Middle East Features
Sexist song outrages Lebanese women (Feature)
By Weedah Hamzah May 8, 2010, 3:06 GMT
Beirut - When Lebanese singer Mohammed Iskandar sang his song 'Jumhoriyet Albi,' (The Republic of my Heart) he may not have realized the offence his lyrics would cause among his female listeners.
But the song, written by his son Fares and a hit since it was released last month in Arabic music charts, has unleashed a storm of protest from women who think it undermines women's rights and intelligence.
'My heart beats for you,' sings Iskander, 'But we have no girls here that work with their degrees, our girls are pampered and everything she wants is at her service.'
'Take the idea of working with your brains,' he continues, 'Why cause yourself problems? Assuming I agree that you work, what would we do about your beauty?'
Iskandar, in his mid-30s, is a renowned Lebanese Dabke singer. Dabke is the national folkoric dance of Lebanon and Syria, variations of which can be seen across the Middle East.
'The boss might fall in love and his feelings be aroused, and naturally I would go to the office and destroy it right in front of him,' Iskandar sings lustily.
'I respect women's rights, but I wish you'd consider my feelings. What is this job that would separate us? Damn the money, I'll burn it.'
Lara Dou, a 20-year-old Lebanese student, was outraged by Iskander's lyrics. 'For God's sake, someone should tell him we don't live in the Stone Age. Women can protect themselves, be independent and reach the top,' she said.
'All women in the Arab world should sue this singer because in a way he is saying women should be confined to their homes and not work because their beauty might attract other men,' Randa Attaya, a 47- year-old Lebanese painter, told the German News Agency, dpa.
But despite Lebanese women's dismay, the song has been a hit.

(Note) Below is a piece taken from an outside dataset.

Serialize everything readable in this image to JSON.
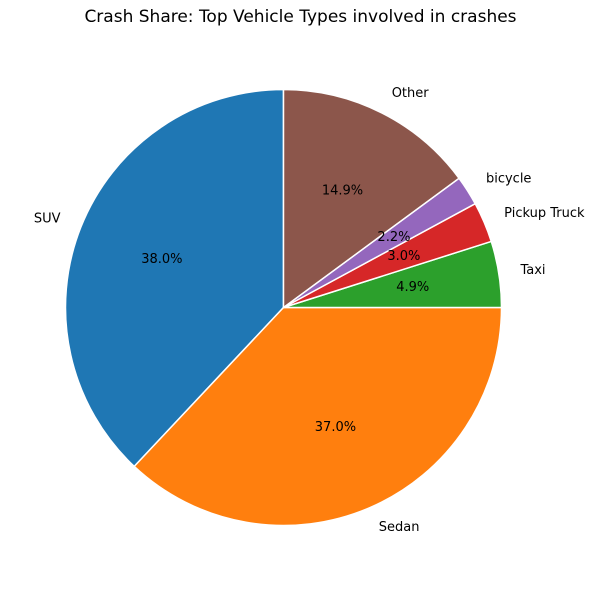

A CD seller in Beirut's Hamra street, who would not give his name, told dpa that the song was 'a best seller these days among taxi drivers and men.'
'Some women have come and bought it just out of curiosity,' he added.
Effat Zeidan, a member of the Progressive Women's Union in Lebanon, said the song reflected 'how some men still think in the Middle East.'
'Of course there are men who don't think women should be confined to their homes, but the percentage isn't very high in this region,' Zeidan said. 'Arab women should unite and fight such ideas.'
She stressed that Lebanese women, like other women across the Middle East, were still battling a male-dominated culture.
A women's rights group in Syria, Mrsaad Nisaa Syria (Syrian Women's Monitor) also condemned the song, deeming it 'an open call to abolish education for women and a flagrant invitation for violence against women.'
The group has called on Syrian radio stations to ban the song.
Although Lebanon is considered a liberal country in the region, and its constitution guarantees equality to all citizens, the country's laws are multifaceted and tend to discriminate against women in practice.
General patriarchal attitudes in Lebanese society make it difficult for women to obtain upper-level positions in the public and private sectors.
The Lebanese government has also made little, if any, effort to assist rural women who suffer disproportionately from poverty and have little awareness of their rights due to a high rate of illiteracy.